Auch die Charaktere werden allesamt liebevoll umzeichnet. Es dauert zwar grade bei Thursens Freunden ein paar Seiten, bis man allen Namen jemanden zuordnen kann, aber dafür sind sie alle etwas Besonderes mit einer eigenen Geschichte, die deutlich macht, warum sie zu dieser Gruppe gehören. Ausfallend gut hat mir zudem das kleine Nachbarsmädchen von Luisa gefallen, die irgendwie einen süßen Farbklecks in der Geschichte dargestellt hat und bei der Entwicklung Luisas keine unerhebliche Rolle spielt.

Besonders ist außerdem Nora Mellings außergewöhnlicher Schreibstil. Die Geschichte im Präsens zu lesen ist zwar anfangs etwas gewöhnungsbedürftig, ebenso wie die kurzen Sätze, aber sonst zeugt der Stil von Detailliebe und Einfühlungsvermögen. Die düster melancholische Atmosphäre, die dadurch in „Schattenblüte“ geschaffen wird, könnte besser gar nicht passen und bereitet Herzklopfen. Als Leser fühlt und hofft man mit Luisa hautnah und uneingeschränkt mit, ja der Schreibstil passt sich sogar ihrer Entwicklung an und wechselt von kurz und traurig in Richtung lebhaft und farbig.

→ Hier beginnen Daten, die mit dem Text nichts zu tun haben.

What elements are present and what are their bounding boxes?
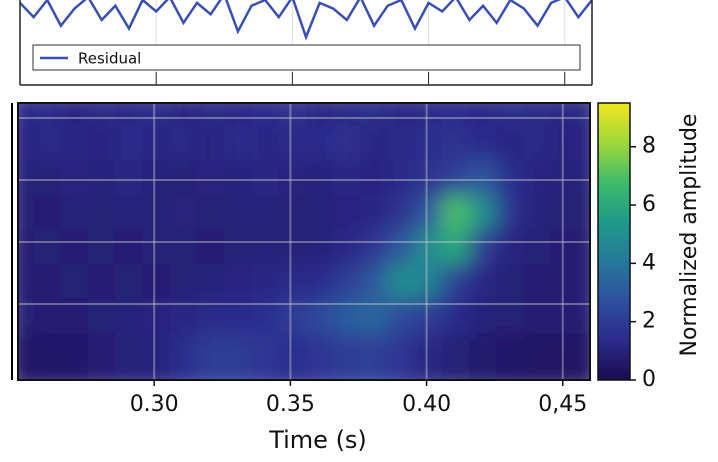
x-tick-label: 0,45 (538, 392, 587, 417)
heatmap-grid (18, 103, 590, 386)
colorbar (597, 102, 631, 381)
heatmap-frame (17, 102, 591, 381)
x-axis-label: Time (s) (268, 426, 367, 454)
x-tick-label: 0.30 (130, 392, 179, 417)
colorbar-label: Normalized amplitude (677, 114, 702, 357)
colorbar-tick-label: 4 (642, 250, 656, 275)
colorbar-tick-label: 8 (642, 134, 656, 159)
colorbar-tick-label: 2 (642, 309, 656, 334)
colorbar-tick-label: 0 (642, 367, 656, 392)
heatmap-cell (550, 333, 590, 380)
residual-line (20, 0, 592, 41)
residual-panel: Residual (19, 0, 593, 86)
heatmap-cells (18, 103, 590, 380)
legend-label: Residual (78, 50, 141, 68)
heatmap (18, 103, 590, 380)
colorbar-tick-label: 6 (642, 192, 656, 217)
x-tick-label: 0.40 (402, 392, 451, 417)
line-group (20, 0, 592, 41)
legend-box (32, 44, 581, 71)
x-tick-label: 0.35 (266, 392, 315, 417)
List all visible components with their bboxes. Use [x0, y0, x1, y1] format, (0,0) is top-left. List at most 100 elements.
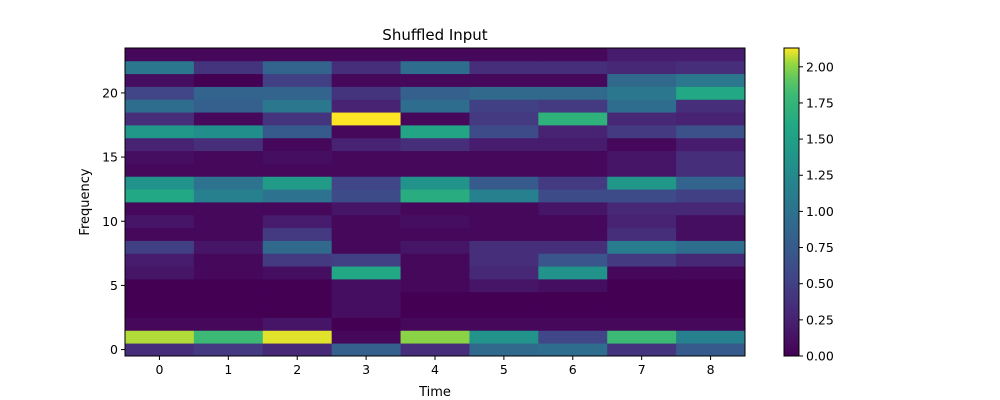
heatmap-cell	[262, 291, 333, 306]
heatmap-cell	[538, 253, 608, 267]
heatmap-cell	[125, 86, 195, 100]
heatmap-cell	[193, 227, 264, 241]
heatmap-cell	[607, 304, 677, 318]
heatmap-cell	[676, 125, 746, 139]
heatmap-cell	[400, 86, 470, 100]
heatmap-cell	[262, 125, 333, 139]
heatmap-cell	[262, 112, 333, 126]
colorbar-tick-label: 1.50	[806, 132, 834, 147]
heatmap-cell	[331, 60, 401, 75]
heatmap-cell	[607, 60, 677, 75]
heatmap-cell	[125, 60, 195, 75]
colorbar-tick-label: 2.00	[806, 59, 834, 74]
heatmap-cell	[538, 48, 608, 62]
heatmap-cell	[331, 317, 401, 331]
x-tick-label: 5	[500, 362, 508, 377]
heatmap-cell	[469, 176, 539, 190]
heatmap-cell	[331, 99, 401, 113]
heatmap-cell	[538, 214, 608, 229]
x-tick-label: 3	[362, 362, 370, 377]
heatmap-cell	[607, 176, 677, 190]
heatmap-cell	[469, 214, 539, 229]
heatmap-cell	[193, 112, 264, 126]
heatmap-cell	[193, 176, 264, 190]
heatmap-cell	[538, 202, 608, 216]
y-tick-label: 15	[102, 150, 118, 165]
heatmap-cell	[676, 189, 746, 203]
heatmap-cell	[607, 48, 677, 62]
heatmap-cell	[676, 253, 746, 267]
heatmap-cell	[331, 112, 401, 126]
heatmap-cell	[125, 99, 195, 113]
heatmap-cell	[538, 86, 608, 100]
heatmap-cell	[262, 317, 333, 331]
heatmap-cell	[607, 202, 677, 216]
heatmap-cell	[469, 266, 539, 280]
chart-title: Shuffled Input	[382, 26, 488, 44]
colorbar	[784, 48, 799, 356]
heatmap-cell	[469, 279, 539, 293]
heatmap-cell	[262, 99, 333, 113]
heatmap-cell	[125, 150, 195, 164]
heatmap-cell	[676, 48, 746, 62]
heatmap-cell	[193, 202, 264, 216]
heatmap-cell	[676, 99, 746, 113]
heatmap-cell	[607, 73, 677, 87]
heatmap-cells	[125, 48, 746, 357]
heatmap-cell	[262, 266, 333, 280]
heatmap-cell	[125, 240, 195, 254]
y-tick-label: 0	[110, 342, 118, 357]
heatmap-cell	[331, 240, 401, 254]
heatmap-cell	[400, 150, 470, 164]
heatmap-cell	[262, 214, 333, 229]
heatmap-cell	[538, 73, 608, 87]
heatmap-cell	[400, 279, 470, 293]
heatmap-cell	[538, 291, 608, 306]
heatmap-cell	[469, 73, 539, 87]
heatmap-cell	[331, 189, 401, 203]
heatmap-cell	[400, 125, 470, 139]
heatmap-cell	[676, 137, 746, 152]
heatmap-cell	[469, 48, 539, 62]
heatmap-cell	[676, 227, 746, 241]
heatmap-cell	[262, 163, 333, 177]
heatmap-cell	[193, 137, 264, 152]
heatmap-cell	[469, 253, 539, 267]
heatmap-cell	[193, 73, 264, 87]
heatmap-cell	[538, 279, 608, 293]
heatmap-cell	[607, 112, 677, 126]
colorbar-tick-label: 1.00	[806, 204, 834, 219]
heatmap-cell	[331, 73, 401, 87]
heatmap-cell	[538, 125, 608, 139]
colorbar-axis: 0.00 0.25 0.50 0.75 1.00 1.25 1.50 1.75 2.00	[799, 59, 834, 364]
heatmap-cell	[607, 189, 677, 203]
heatmap-cell	[538, 240, 608, 254]
heatmap-cell	[400, 48, 470, 62]
heatmap-cell	[607, 86, 677, 100]
heatmap-cell	[538, 150, 608, 164]
heatmap-cell	[538, 112, 608, 126]
heatmap-cell	[676, 112, 746, 126]
heatmap-cell	[125, 253, 195, 267]
heatmap-cell	[262, 202, 333, 216]
heatmap-cell	[469, 150, 539, 164]
heatmap-cell	[262, 137, 333, 152]
heatmap-cell	[331, 163, 401, 177]
heatmap-cell	[676, 317, 746, 331]
heatmap-cell	[469, 202, 539, 216]
heatmap-cell	[193, 291, 264, 306]
heatmap-cell	[538, 60, 608, 75]
heatmap-cell	[538, 266, 608, 280]
heatmap-cell	[538, 189, 608, 203]
heatmap-cell	[400, 112, 470, 126]
heatmap-cell	[400, 176, 470, 190]
heatmap-cell	[193, 253, 264, 267]
heatmap-cell	[607, 291, 677, 306]
heatmap-cell	[676, 330, 746, 344]
x-tick-label: 6	[569, 362, 577, 377]
heatmap-cell	[538, 304, 608, 318]
heatmap-cell	[262, 330, 333, 344]
heatmap-cell	[331, 202, 401, 216]
heatmap-cell	[262, 279, 333, 293]
heatmap-cell	[676, 240, 746, 254]
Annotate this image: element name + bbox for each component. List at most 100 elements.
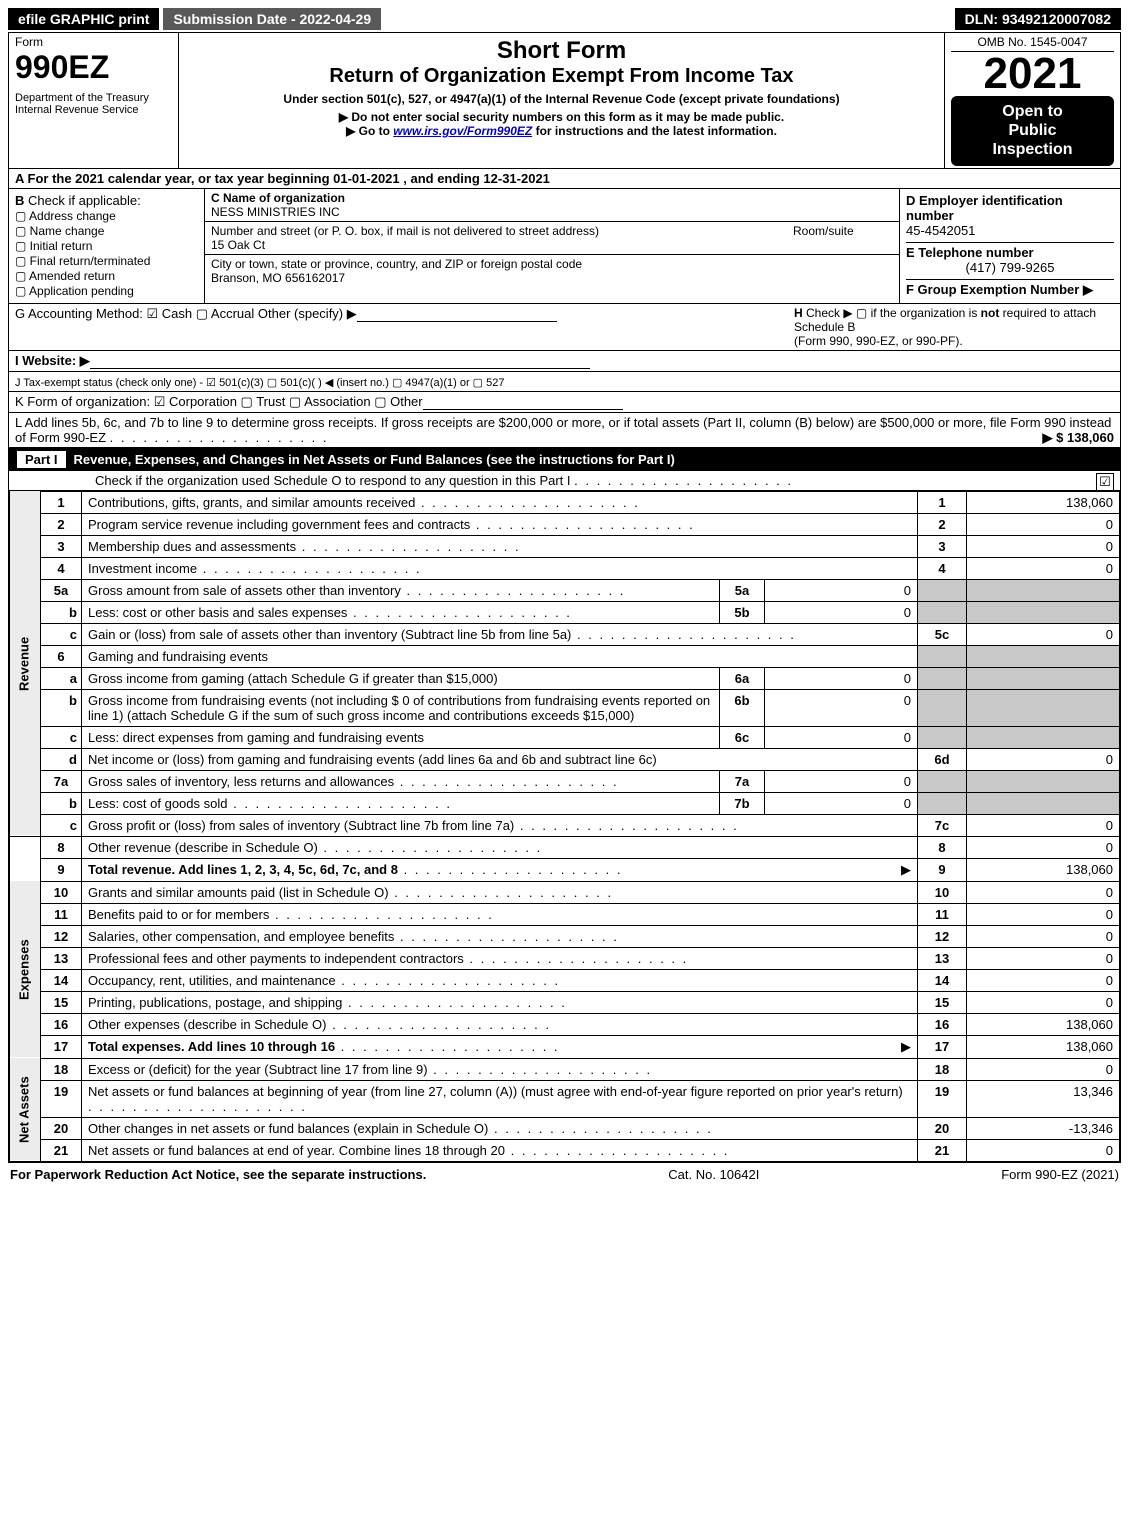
l15-val: 0 bbox=[967, 991, 1120, 1013]
submission-date-button[interactable]: Submission Date - 2022-04-29 bbox=[163, 8, 381, 30]
l17-ln: 17 bbox=[918, 1035, 967, 1058]
l21-val: 0 bbox=[967, 1139, 1120, 1161]
l12-ln: 12 bbox=[918, 925, 967, 947]
l4-ln: 4 bbox=[918, 557, 967, 579]
l3-ln: 3 bbox=[918, 535, 967, 557]
l7c-desc: Gross profit or (loss) from sales of inv… bbox=[88, 818, 514, 833]
part-1-sub: Check if the organization used Schedule … bbox=[95, 473, 571, 488]
l6a-desc: Gross income from gaming (attach Schedul… bbox=[88, 671, 498, 686]
tax-year: 2021 bbox=[951, 52, 1114, 96]
phone-value: (417) 799-9265 bbox=[906, 260, 1114, 275]
open-line-1: Open to bbox=[957, 102, 1108, 121]
l6-num: 6 bbox=[41, 645, 82, 667]
l12-desc: Salaries, other compensation, and employ… bbox=[88, 929, 394, 944]
irs-link[interactable]: www.irs.gov/Form990EZ bbox=[393, 124, 532, 138]
row-j-tax-exempt: J Tax-exempt status (check only one) - ☑… bbox=[9, 372, 1120, 392]
l10-desc: Grants and similar amounts paid (list in… bbox=[88, 885, 389, 900]
l8-num: 8 bbox=[41, 836, 82, 858]
lines-table: Revenue 1 Contributions, gifts, grants, … bbox=[9, 491, 1120, 1162]
l16-ln: 16 bbox=[918, 1013, 967, 1035]
l3-val: 0 bbox=[967, 535, 1120, 557]
addr-label: Number and street (or P. O. box, if mail… bbox=[211, 224, 599, 238]
efile-button[interactable]: efile GRAPHIC print bbox=[8, 8, 159, 30]
l9-num: 9 bbox=[41, 858, 82, 881]
l6c-sl: 6c bbox=[720, 726, 765, 748]
l6a-sl: 6a bbox=[720, 667, 765, 689]
l3-num: 3 bbox=[41, 535, 82, 557]
city-label: City or town, state or province, country… bbox=[211, 257, 582, 271]
chk-final-return[interactable]: Final return/terminated bbox=[15, 254, 198, 268]
l7b-desc: Less: cost of goods sold bbox=[88, 796, 227, 811]
l8-desc: Other revenue (describe in Schedule O) bbox=[88, 840, 318, 855]
revenue-label: Revenue bbox=[10, 491, 41, 836]
l5a-sv: 0 bbox=[765, 579, 918, 601]
l6b-sl: 6b bbox=[720, 689, 765, 726]
l11-val: 0 bbox=[967, 903, 1120, 925]
l21-num: 21 bbox=[41, 1139, 82, 1161]
l6b-desc: Gross income from fundraising events (no… bbox=[88, 693, 710, 723]
chk-initial-return[interactable]: Initial return bbox=[15, 239, 198, 253]
form-word: Form bbox=[15, 35, 172, 49]
part-1-check[interactable]: ☑ bbox=[1096, 473, 1114, 491]
l6b-num: b bbox=[41, 689, 82, 726]
l7b-sl: 7b bbox=[720, 792, 765, 814]
dept-line-1: Department of the Treasury bbox=[15, 92, 172, 104]
l7c-ln: 7c bbox=[918, 814, 967, 836]
l7a-desc: Gross sales of inventory, less returns a… bbox=[88, 774, 394, 789]
l7c-val: 0 bbox=[967, 814, 1120, 836]
l18-desc: Excess or (deficit) for the year (Subtra… bbox=[88, 1062, 428, 1077]
l9-val: 138,060 bbox=[967, 858, 1120, 881]
h-text3: (Form 990, 990-EZ, or 990-PF). bbox=[794, 334, 963, 348]
h-label: H bbox=[794, 306, 803, 320]
l7a-num: 7a bbox=[41, 770, 82, 792]
e-phone-label: E Telephone number bbox=[906, 245, 1034, 260]
chk-address-change[interactable]: Address change bbox=[15, 209, 198, 223]
expenses-label: Expenses bbox=[10, 881, 41, 1058]
l13-num: 13 bbox=[41, 947, 82, 969]
part-1-header: Part I Revenue, Expenses, and Changes in… bbox=[9, 448, 1120, 471]
l4-num: 4 bbox=[41, 557, 82, 579]
ein-value: 45-4542051 bbox=[906, 223, 975, 238]
chk-application-pending[interactable]: Application pending bbox=[15, 284, 198, 298]
l12-val: 0 bbox=[967, 925, 1120, 947]
l6a-num: a bbox=[41, 667, 82, 689]
l14-val: 0 bbox=[967, 969, 1120, 991]
l2-ln: 2 bbox=[918, 513, 967, 535]
l17-desc: Total expenses. Add lines 10 through 16 bbox=[88, 1039, 335, 1054]
l5c-desc: Gain or (loss) from sale of assets other… bbox=[88, 627, 571, 642]
dln-label: DLN: 93492120007082 bbox=[955, 8, 1121, 30]
l6c-num: c bbox=[41, 726, 82, 748]
row-a-tax-year: A For the 2021 calendar year, or tax yea… bbox=[9, 169, 1120, 189]
open-to-public-badge: Open to Public Inspection bbox=[951, 96, 1114, 166]
l19-val: 13,346 bbox=[967, 1080, 1120, 1117]
l18-val: 0 bbox=[967, 1058, 1120, 1080]
l4-val: 0 bbox=[967, 557, 1120, 579]
h-not: not bbox=[981, 306, 1000, 320]
b-label: B bbox=[15, 193, 24, 208]
l5c-val: 0 bbox=[967, 623, 1120, 645]
l16-val: 138,060 bbox=[967, 1013, 1120, 1035]
chk-amended-return[interactable]: Amended return bbox=[15, 269, 198, 283]
l9-ln: 9 bbox=[918, 858, 967, 881]
l2-num: 2 bbox=[41, 513, 82, 535]
l1-num: 1 bbox=[41, 491, 82, 513]
room-suite-label: Room/suite bbox=[793, 224, 893, 238]
l5a-desc: Gross amount from sale of assets other t… bbox=[88, 583, 401, 598]
chk-name-change[interactable]: Name change bbox=[15, 224, 198, 238]
d-ein-label: D Employer identification number bbox=[906, 193, 1063, 223]
note-post: for instructions and the latest informat… bbox=[532, 124, 777, 138]
l7b-num: b bbox=[41, 792, 82, 814]
l10-ln: 10 bbox=[918, 881, 967, 903]
l18-num: 18 bbox=[41, 1058, 82, 1080]
l14-ln: 14 bbox=[918, 969, 967, 991]
l15-ln: 15 bbox=[918, 991, 967, 1013]
footer-right: Form 990-EZ (2021) bbox=[1001, 1167, 1119, 1182]
check-if-label: Check if applicable: bbox=[28, 193, 141, 208]
l1-desc: Contributions, gifts, grants, and simila… bbox=[88, 495, 415, 510]
l19-desc: Net assets or fund balances at beginning… bbox=[88, 1084, 903, 1099]
l5a-num: 5a bbox=[41, 579, 82, 601]
l6c-desc: Less: direct expenses from gaming and fu… bbox=[88, 730, 424, 745]
l7c-num: c bbox=[41, 814, 82, 836]
netassets-label: Net Assets bbox=[10, 1058, 41, 1161]
l13-desc: Professional fees and other payments to … bbox=[88, 951, 464, 966]
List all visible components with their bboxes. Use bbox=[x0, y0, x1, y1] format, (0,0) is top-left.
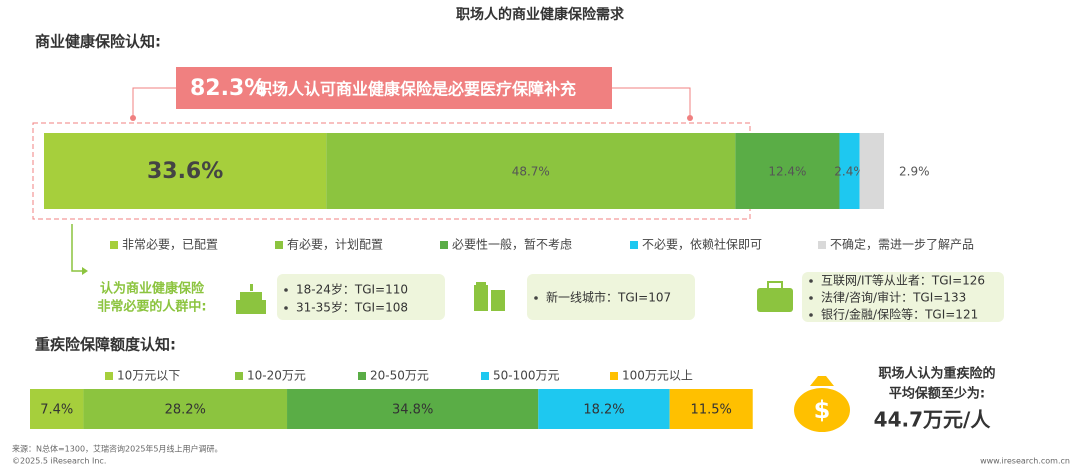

> Für mich riecht sie, wie viele Kinder riechen. Nach frischer Luft und Schokolade und Kitzellachen und bunten Kleidern. Nach Fahrrad und Aprikosen. Manchmal süß und rosa vom Prinzessinnenspiel. Manchmal, an dunklen Kuscheltagen, riecht sie wohl eher nach Teddybär.
> (Schattenblüte: Die Verborgenen S.317)

Originell ist vor allem die Idee der Werwölfe, die Nora Melling hier schafft. Von den Lykanthropen, die bei Vollmond zu reißenden Monstern werden oder der aktuellen Trendversion des sexy Tiers im Manne wurde hier passenderweise Abstand genommen. Jugendliche, die sich aus den verschiedensten verzweifelten Gründen in Wölfe verwandeln, um ihr Leid zu vergessen, ist außergewöhnlich und neu, und hat mich absolut begeistert.

**Fazit:**

Insgesamt hält „Schattenblüte“ viele tolle Momente und auch Überraschungen bereit. Es ist eine poetische, düstere und spannende Geschichte, deren Hauptaugenmerk weniger auf der Fantasy, vielmehr aber auf den Gefühlen der Charaktere beruht und damit das Herz berührt!